CS 3 (Spring 2021) Lab 05: Fuzzing

This lab will focus on a novel way of testing code that uses automated tools.

Introduction

Does your lab04 code work? …Are you sure? In this lab, we will use a really cool tool to determine if your code from lab04 actually works or not. Don’t worry! We won’t grade your lab04 until after lab05 is due.

Setup

There is nothing to clone for this lab, because you’ll just be working in your lab04 repository. All your work for this lab should go in fuzz.c.

What is “fuzzing”?

A “fuzzer” is an automated tool that tries random inputs on your program in an attempt to make it fail. These inputs tend to start out completely random, but they narrow down as the fuzzer determines features of your code. For example, in this lab, your fuzzer will quickly determine that * is an interesting character and attempt to insert stars in many places in the random string.

In this lab, your fuzzer will attempt to find strings that make a reference implementation of grep output different results than your implementation of match. Additionally, it will try to find inputs that cause asan to fail. This is very powerful, because it is extremely unlikely that the fuzzer will miss an entire case of outputs.

Step 1: Writing a reference implementation function for match in C

The first step to writing a fuzzer is to have a reference implementation. To do this, we will send a command to the shell and capture its output. Then, we will assert that the correct output matches the reference output. Specifically, you want to write a function void check(bool actual, char *pattern, char *text); which sends the command

echo "text" | grep -c "^pattern$" to the popen function. We outline a little more detail below:

  1. Create a buffer large enough to hold the concatenated command.
  2. Concatenate the pieces of the command together into your buffer.
  3. Use popen to make a FILE * which will contain a single character (either 0 (if it didn’t match) or 1 (if it did match)).
  4. Read in the single character and check it against the provided actual boolean. Note that the character you read in will be the ASCII character ‘0’ or ‘1’, not a boolean.
  5. Use pclose to close the FILE *.

Step 2: Eliminate edge cases we don’t care about

Because the fuzzer doesn’t know anything about what strings mean, it might generate invalid regular expressions (or strings that otherwise will confuse our program). In this step, you will write a filter (a function called is_valid) which takes in a candidate input string and filters. We will eliminate two types of strings:

  1. Any string which contains any character that is not a letter (capital or lowercase), *, or ..
  2. Any string which contains multiple *’s in a row

Your function should test for these two cases and return true if and only if the string is “valid” by these criteria.

Step 3: Writing an entry point

The LLVM fuzzer that we will be using is built into clang. If you compile with an extra flag, it will send inputs to the LLVMFuzzerTestOneInput function. This function recieves a buffer of data. It is our job to sanitize that data and split it up into a pattern and a string. The below implementation does the trick. It’s a bit too complicated to have you write it on your own, but if you want to understand it completely, please send a message to Adam.
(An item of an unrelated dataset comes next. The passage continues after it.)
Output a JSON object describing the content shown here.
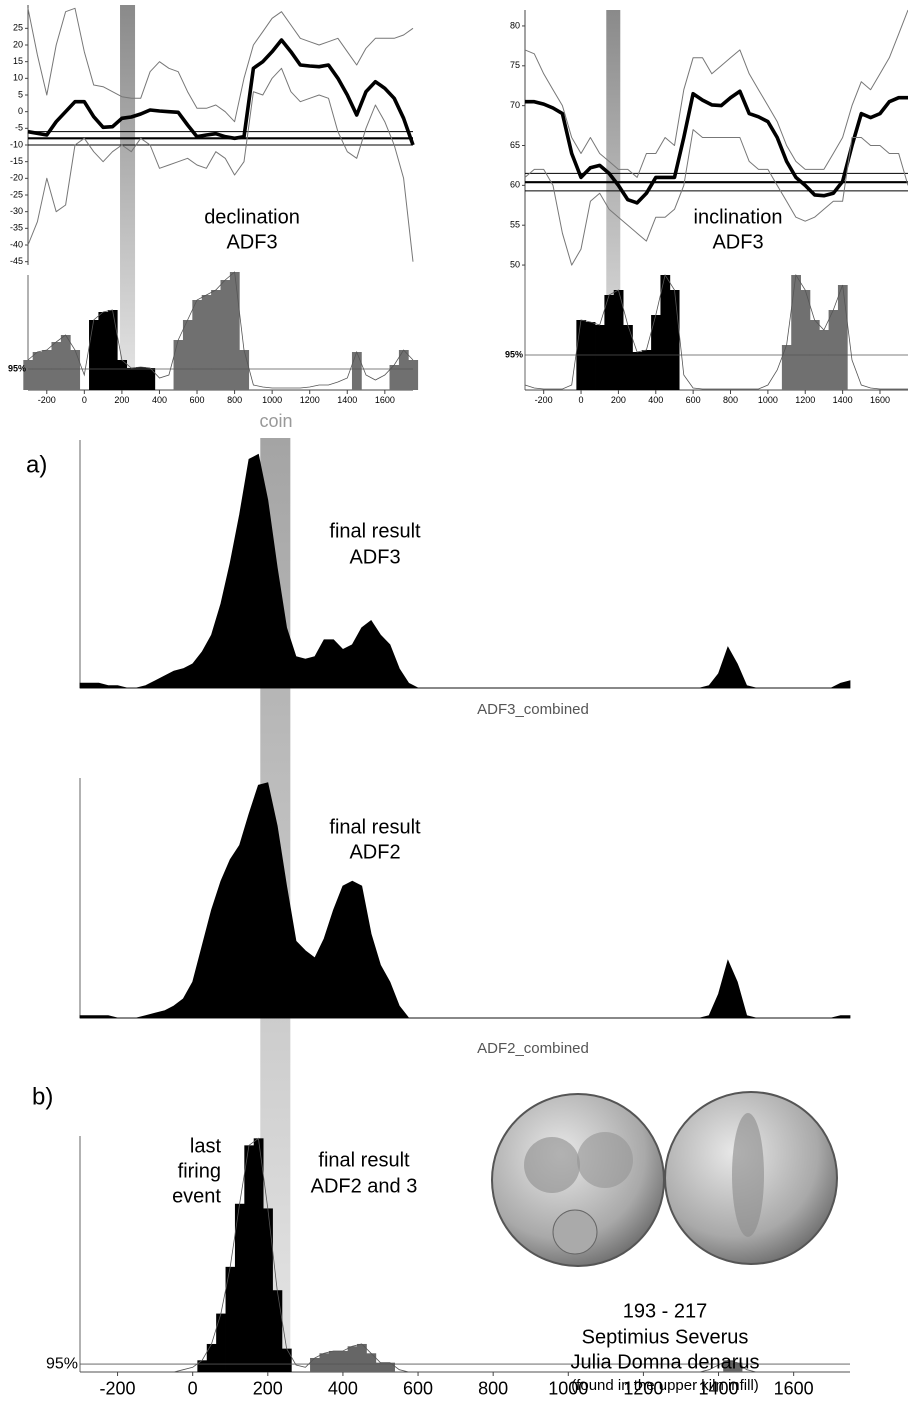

int LLVMFuzzerTestOneInput(uint8_t *data, size_t size) {
    size_t intsize = size / sizeof(int8_t);
    uint8_t *intdata = (uint8_t *)data;
    if (intsize >= 2) {
        size_t len1 = intdata[0];
        if (size >= sizeof(uint8_t) + len1) {
            size_t len2 = size - sizeof(uint8_t) - len1;
            char *str = ( (char *)intdata ) + 1;
            char *str1 = calloc(len1 + 1, sizeof(char));
            char *str2 = calloc(len2 + 1, sizeof(char));
            strncpy(str1, str, len1);
            strncpy(str2, str + len1, len2);
            if (is_valid(str1, len1) && is_valid(str2, len2))  {
                printf("s1=%s, s2=%s\n", str1, str2);
                bool result = match(str1, str2);
                check(result, str1, str2);
                free(str1);
                free(str2);
                return result;
            }
            free(str1);
            free(str2);
        }
    }
    return 0;
}

Step 4: Editing the Makefile

Finally, add a rule to your Makefile which compiles the fuzzer.

fuzzer: fuzz.c match.c
    clang -g -fsanitize=address,undefined,fuzzer -fno-omit-frame-pointer $^ -o $@

Getting Checked Off

Lab \(n\) will be due during lab hours for lab \(n+1\). You will need to get manually checked off for most labs as we will not be using totally automated tests. To get checked off, join the office hours queue, and we will get to you as soon as possible.